A corporate performance metric should provide insights into what a firm is worth. Most money managers utilize common earnings-based measures of corporate performance and value, which are suspect and easy to manipulate. Applied Finance developed the Economic Margin (EM) framework to remove the noise inherent in accounting data.
While there are countless firms relying on rudimentary “Value” metrics, only Applied Finance has a 20 year live database, providing unique and actionable insights into the underlying economic vitality and intrinsic values of over 20,000 companies.
Traditional accounting-based valuation methods provide an incomplete view of a company’s value by not accounting for the investment needed to generate the earnings, cost of capital, inflation or cash flow.
Exhibit 1: Most investors assume that higher earnings growth rates correspond to higher P/E multiples. However, regardless of how well a firm performs as measured by earnings growth, the market appears indifferent to such growth in assigning a firm’s P/E.
Our proprietary Economic Margin goes beyond the limitations of earnings based approaches and evaluates corporate performance from an economic cash flow perspective. We effectively link the income statement and balance sheet to capture differences in:
- Capital Structure
- Asset Age
- Asset Life
- Asset Mix
- Off Balance Sheet Assets
In short, we strive to measure investment needed to generate earnings and cost of capital.
EM is meant to serve two purposes: Create a measure of a company’s profitability which answers; did this company generate cash flow in excess of the costs of its capital invested in its operations, or did the company destroy wealth? Once we have solved for this, we can then use EM as a function in our valuation model.
EM is calculated by dividing a company’s operating cash flow minus capital charge by their invested capital.
AFG’s Economic Margin evaluates corporate performance by addressing three primary questions:
What is the firm’s cash flow?
• Net Income does not accurately reflect the true cash flow of the firm due to accrual accounting.
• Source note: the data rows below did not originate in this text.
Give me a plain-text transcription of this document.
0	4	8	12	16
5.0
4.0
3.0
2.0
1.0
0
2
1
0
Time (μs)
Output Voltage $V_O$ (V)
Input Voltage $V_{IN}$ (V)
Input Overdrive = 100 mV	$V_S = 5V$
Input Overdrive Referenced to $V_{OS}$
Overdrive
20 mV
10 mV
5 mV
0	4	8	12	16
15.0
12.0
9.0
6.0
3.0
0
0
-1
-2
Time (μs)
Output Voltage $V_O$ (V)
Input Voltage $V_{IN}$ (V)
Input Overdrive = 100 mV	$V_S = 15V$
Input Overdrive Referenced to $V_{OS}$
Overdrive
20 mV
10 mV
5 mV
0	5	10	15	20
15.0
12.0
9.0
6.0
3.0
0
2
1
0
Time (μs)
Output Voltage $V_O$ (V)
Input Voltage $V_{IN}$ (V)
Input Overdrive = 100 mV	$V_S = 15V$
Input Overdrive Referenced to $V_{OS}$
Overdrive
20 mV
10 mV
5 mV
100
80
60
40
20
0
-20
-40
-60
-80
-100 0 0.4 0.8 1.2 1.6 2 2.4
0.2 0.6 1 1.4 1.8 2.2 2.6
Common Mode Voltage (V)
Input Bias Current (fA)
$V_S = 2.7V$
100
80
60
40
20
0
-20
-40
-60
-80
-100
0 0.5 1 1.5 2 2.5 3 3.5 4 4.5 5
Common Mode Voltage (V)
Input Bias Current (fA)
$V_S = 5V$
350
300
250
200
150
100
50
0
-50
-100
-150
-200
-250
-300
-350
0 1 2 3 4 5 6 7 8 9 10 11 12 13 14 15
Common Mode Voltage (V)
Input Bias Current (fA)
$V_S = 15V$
How much capital is required?
• Inflation distorts historical book value comparisons between peers that capitalize at different times, as well as an understanding of the real value of a firm’s balance sheet assets today.
• Research & Development costs, which are long term investments for future cash flows, are immediately expensed under GAAP accounting.
• Operating Leases, obligations which must be paid similar to debt, never appear on company balance sheets.
We ultimately want to identify the real value of all invested capital employed by a company instead of simply focusing on historical book value.
What are the opportunity costs of capital?
• Cash Flow vs. Cost of Capital can help better explain economic profitability.
• Different asset characteristics (life & age) distort comparisons between capital investments and DD&A.
• Cost of capital defined by size and leverage characteristics more accurately reflect the riskiness of a firm than a beta-driven estimate.
Exhibit 2: Because EM corrects accounting distortions by taking into account a company’s: Risk, Asset Life, Asset Mix, Asset Age, Capital Structure and Growth, effectively linking the income statement and balance sheet, EM levels have a much higher correlation with market Values.
By evaluating corporate performance for each company in the FTSE World Index from an EM perspective, we can clearly see that the market is willing to pay a higher multiple for companies that are generating higher EM’s.
Successful corporations consider cash flow, investment, competition & risk when setting strategy with the goal of creating shareholder value. Not all management teams, however, are successful at creating shareholder value.
Our analysts and portfolio managers are able to distinguish management teams ability to create shareholder value in a consistent, clear, and objective approach. They can see how companies are deploying their capital and whether they should trade at premiums or discounts to their book value. For example, as shown in the chart below, since 2001 GE’s Economic Margins have been on a steady decline, despite increases in accounting earnings over much of this period. Consistent with this insight, it is no surprise GE has dramatically underperformed the market through 2018.